La plasticienne a présenté ses oeuvres lors d’un vernissage jeudi à Douala. –
La salle du «Carré des artistes» de Bonapriso a accueilli le 20 octobre dernier le vernissage de l’exposition de la plasticienne Christelle Yatdon. Il est 19 heures, lorsque l’exposante fait son entrée dans une salle transformée en une galerie d’art. Protocole oblige, elle commence par remercier le public pour son soutien et l’invite à découvrir ses oeuvres exposées le long des quatre murs de la salle. 25 toiles au total qui traduisent toutes une seule et même réalité symbolique : «Koni» (l’amour, ndlr) en langue Bagangté. Les formes et les expressions quant à elles sont différentes les unes des autres. Les couleurs qui transparaissent sur l’ensemble de son travail sont entre autres, le blanc, le noir, le jaune, le bleu. Les matériaux utilisés proviennent pour la plupart de la roche, du sable et de la sciure. Le tout associé à de l’Acrylique. Attachée à ses racines, l’artiste a choisit le Bagangté, sa langue maternelle pour titrer la plupart des ses toiles. D’où «broh» (beauté), «Men tcheuh » (rapport homme plante), ou encore «bouh nkam » (princesse), entre autres titres de ses tableaux.

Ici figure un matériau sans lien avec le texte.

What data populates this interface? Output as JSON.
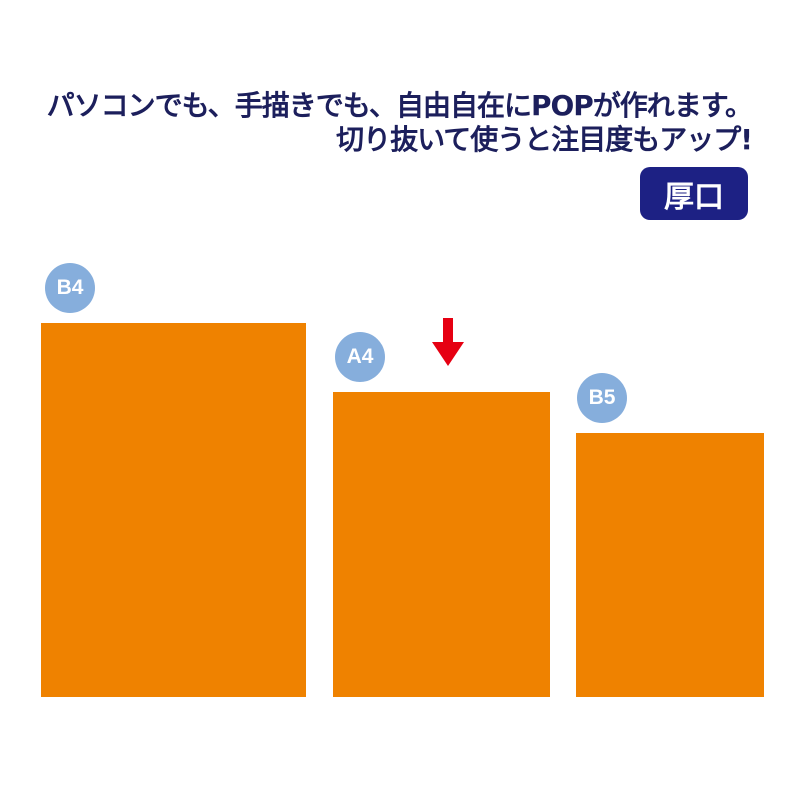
{
  "headline": {
    "line1": "パソコンでも、手描きでも、自由自在にPOPが作れます。",
    "line2": "切り抜いて使うと注目度もアップ!"
  },
  "badge": "厚口",
  "sizes": [
    {
      "label": "B4"
    },
    {
      "label": "A4",
      "marker": "arrow-down-icon"
    },
    {
      "label": "B5"
    }
  ],
  "colors": {
    "text": "#1c1f5c",
    "badge": "#1d2184",
    "sheet": "#ef8200",
    "size_circle": "#86aedc",
    "arrow": "#e60012"
  }
}
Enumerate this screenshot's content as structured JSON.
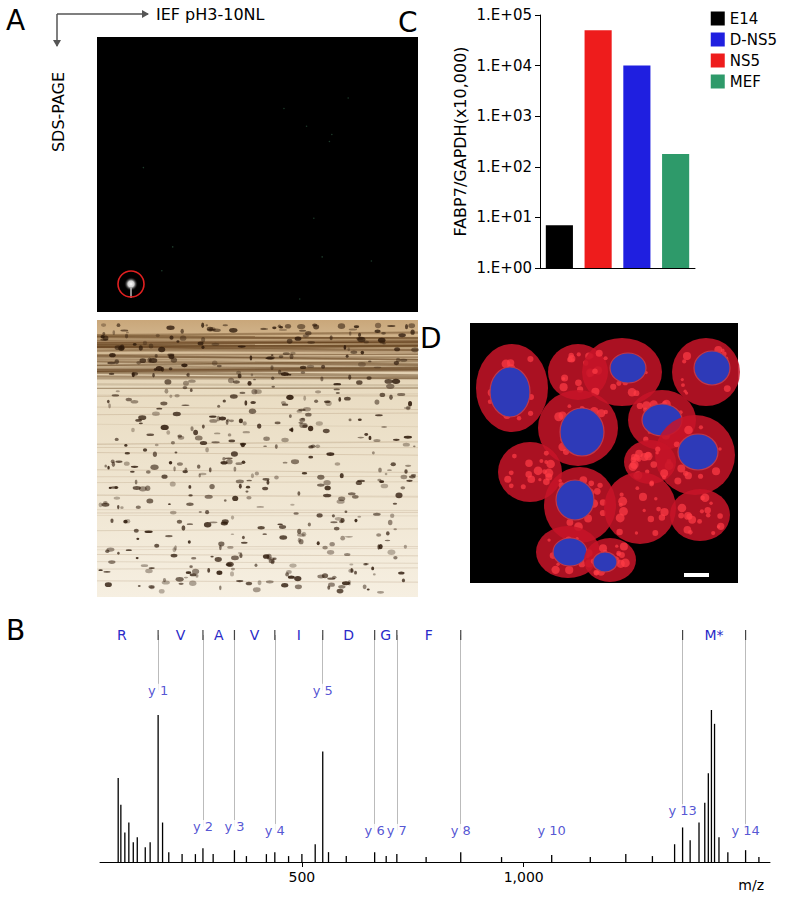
{
  "figure": {
    "panel_labels": [
      "A",
      "B",
      "C",
      "D"
    ],
    "gel": {
      "horizontal_axis": "IEF pH3-10NL",
      "vertical_axis": "SDS-PAGE"
    }
  },
  "chart_data": [
    {
      "type": "spectrum",
      "x": [
        86,
        92,
        101,
        110,
        120,
        129,
        147,
        158,
        176,
        186,
        200,
        230,
        260,
        277,
        300,
        348,
        375,
        420,
        439,
        470,
        500,
        530,
        547,
        560,
        600,
        664,
        690,
        714,
        780,
        858,
        950,
        1063,
        1150,
        1230,
        1290,
        1340,
        1358,
        1375,
        1395,
        1408,
        1416,
        1423,
        1430,
        1440,
        1460,
        1500,
        1530
      ],
      "values": [
        85,
        58,
        30,
        40,
        20,
        25,
        15,
        20,
        149,
        40,
        10,
        8,
        8,
        14,
        8,
        12,
        6,
        8,
        10,
        6,
        8,
        18,
        112,
        10,
        6,
        10,
        6,
        8,
        5,
        10,
        5,
        7,
        5,
        8,
        6,
        18,
        35,
        22,
        40,
        60,
        90,
        154,
        140,
        25,
        10,
        12,
        5
      ],
      "color": "#000000",
      "xlim": [
        45,
        1555
      ],
      "xticks": [
        500,
        {
          "value": 1000,
          "label": "1,000"
        }
      ],
      "ylim": [
        0,
        230
      ],
      "x_label": "m/z",
      "tick_labels": "x",
      "grid": false,
      "annotations": [
        {
          "text": "y 1",
          "x": 176,
          "y": 174
        },
        {
          "text": "y 2",
          "x": 277,
          "y": 36
        },
        {
          "text": "y 3",
          "x": 348,
          "y": 36
        },
        {
          "text": "y 4",
          "x": 439,
          "y": 32
        },
        {
          "text": "y 5",
          "x": 547,
          "y": 174
        },
        {
          "text": "y 6",
          "x": 664,
          "y": 32
        },
        {
          "text": "y 7",
          "x": 714,
          "y": 32
        },
        {
          "text": "y 8",
          "x": 858,
          "y": 32
        },
        {
          "text": "y 10",
          "x": 1063,
          "y": 32
        },
        {
          "text": "y 13",
          "x": 1358,
          "y": 52
        },
        {
          "text": "y 14",
          "x": 1500,
          "y": 32
        }
      ],
      "ladder": {
        "label": "y",
        "segments": [
          {
            "residue": "R",
            "from": 12,
            "to": 176
          },
          {
            "residue": "V",
            "from": 176,
            "to": 277
          },
          {
            "residue": "A",
            "from": 277,
            "to": 348
          },
          {
            "residue": "V",
            "from": 348,
            "to": 439
          },
          {
            "residue": "I",
            "from": 439,
            "to": 547
          },
          {
            "residue": "D",
            "from": 547,
            "to": 664
          },
          {
            "residue": "G",
            "from": 664,
            "to": 714
          },
          {
            "residue": "F",
            "from": 714,
            "to": 858
          },
          {
            "residue": "M*",
            "from": 1358,
            "to": 1500
          }
        ]
      }
    },
    {
      "type": "bar",
      "categories": [
        null,
        null,
        null,
        null
      ],
      "series": [
        {
          "name": "E14",
          "color": "#000000",
          "values": [
            7,
            null,
            null,
            null
          ]
        },
        {
          "name": "D-NS5",
          "color": "#1f1fe0",
          "values": [
            null,
            null,
            10000,
            null
          ]
        },
        {
          "name": "NS5",
          "color": "#ee1c1c",
          "values": [
            null,
            50000,
            null,
            null
          ]
        },
        {
          "name": "MEF",
          "color": "#2e9a6a",
          "values": [
            null,
            null,
            null,
            180
          ]
        }
      ],
      "log": "y",
      "ylim": [
        1,
        100000
      ],
      "yticks": [
        {
          "value": 1,
          "label": "1.E+00"
        },
        {
          "value": 10,
          "label": "1.E+01"
        },
        {
          "value": 100,
          "label": "1.E+02"
        },
        {
          "value": 1000,
          "label": "1.E+03"
        },
        {
          "value": 10000,
          "label": "1.E+04"
        },
        {
          "value": 100000,
          "label": "1.E+05"
        }
      ],
      "y_label": "FABP7/GAPDH(x10,000)",
      "legend": "top-right",
      "tick_labels": "y",
      "grid": false
    }
  ]
}
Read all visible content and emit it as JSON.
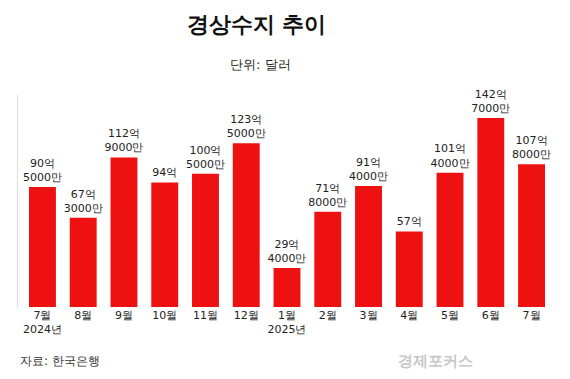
{
  "chart_data": {
    "type": "bar",
    "title": "경상수지 추이",
    "subtitle": "단위: 달러",
    "source": "자료: 한국은행",
    "watermark": "경제포커스",
    "categories": [
      "7월\n2024년",
      "8월",
      "9월",
      "10월",
      "11월",
      "12월",
      "1월\n2025년",
      "2월",
      "3월",
      "4월",
      "5월",
      "6월",
      "7월"
    ],
    "values": [
      9050000000,
      6730000000,
      11290000000,
      9400000000,
      10050000000,
      12350000000,
      2940000000,
      7180000000,
      9140000000,
      5700000000,
      10140000000,
      14270000000,
      10780000000
    ],
    "value_labels": [
      "90억\n5000만",
      "67억\n3000만",
      "112억\n9000만",
      "94억",
      "100억\n5000만",
      "123억\n5000만",
      "29억\n4000만",
      "71억\n8000만",
      "91억\n4000만",
      "57억",
      "101억\n4000만",
      "142억\n7000만",
      "107억\n8000만"
    ],
    "color": "#ee1111",
    "ylim": [
      0,
      16000000000
    ],
    "data_labels": true,
    "tick_labels": "x",
    "grid": false
  }
}
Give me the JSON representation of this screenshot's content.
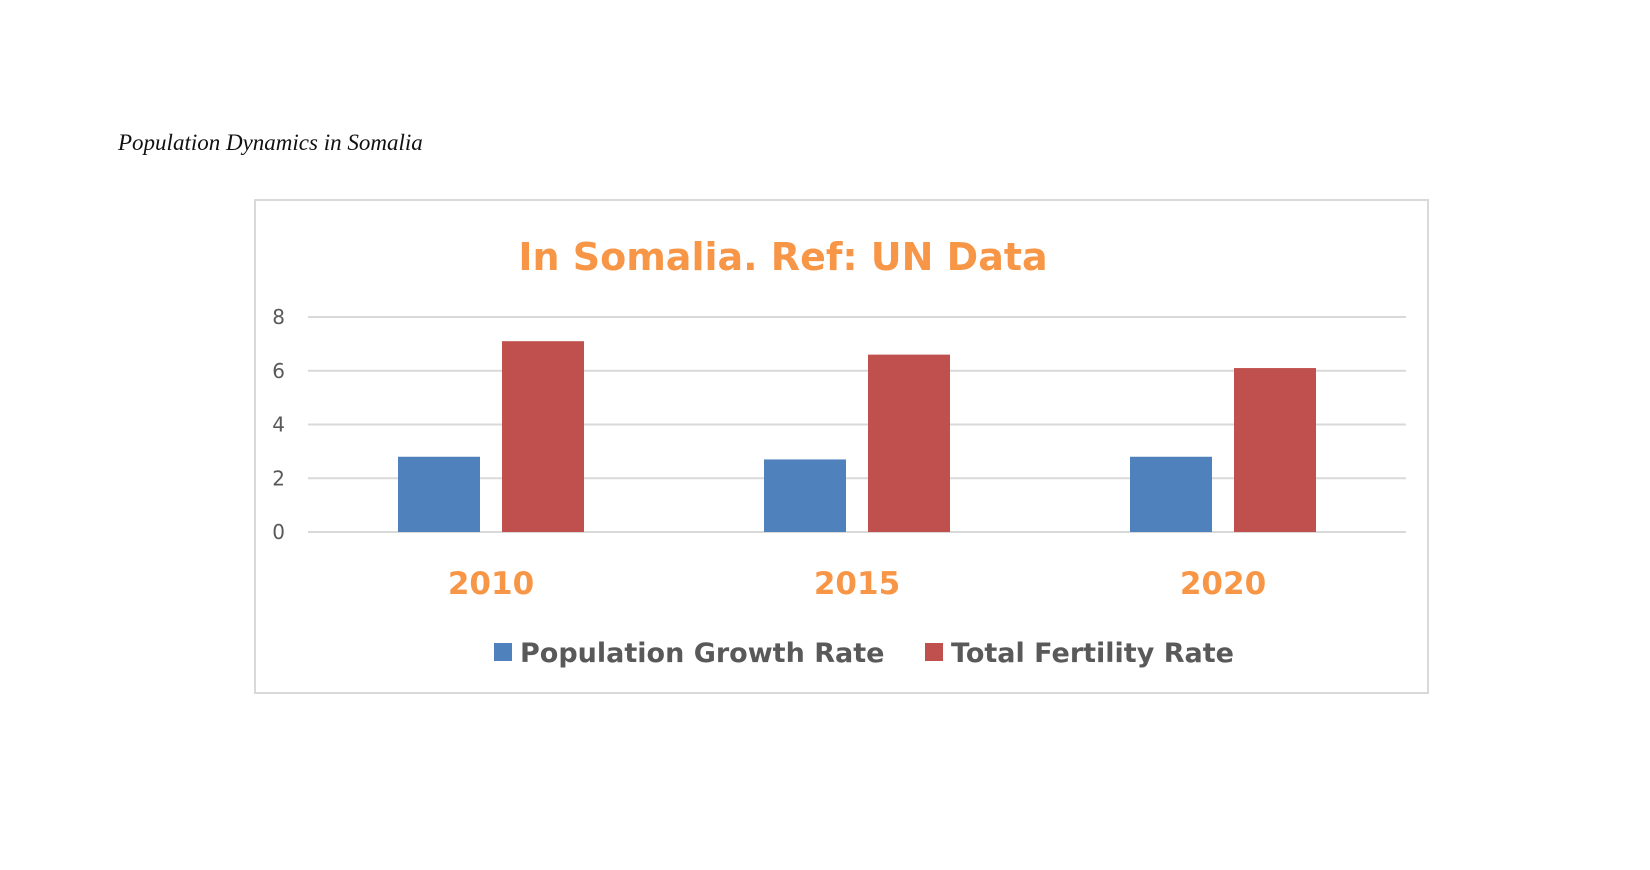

Un choix original que la jeune artiste justifie par le fait que, « je reste très attachée à ma culture. C’est ce qui m’a motivé à titrer mes tableaux en Bagangté, plutôt qu’en français ». Mais, parmi ses oeuvres, l’on en dénombre cinq qui n’ont pas été titrés. L’artiste laisse ainsi « la possibilité au visiteur de faire preuve de son imagination, de donner un titre particulier à une toile en fonction de ses propres sensibilités et des couleurs qui transparaissent de la représentation ». C’est ainsi que l’une de ses oeuvres, bien qu’anonyme, retrace la tragique période vécue par les populations du Darfour. Cependant, seul son caractère lugubre et quelques explications de l’artiste permettent d’en saisir le sens. Agée de 27 ans, Christelle Yatdon est une jeune artiste qui a de l’ambition. L’exposition qu’elle baptise «amour» est sa toute première exposition solo. Toutefois, elle a souvent accompagné des artistes plasticiens comme Malam, Stéphane Eloundou ou encore Merlin Tefolo avec qui elle a partagé l’atelier.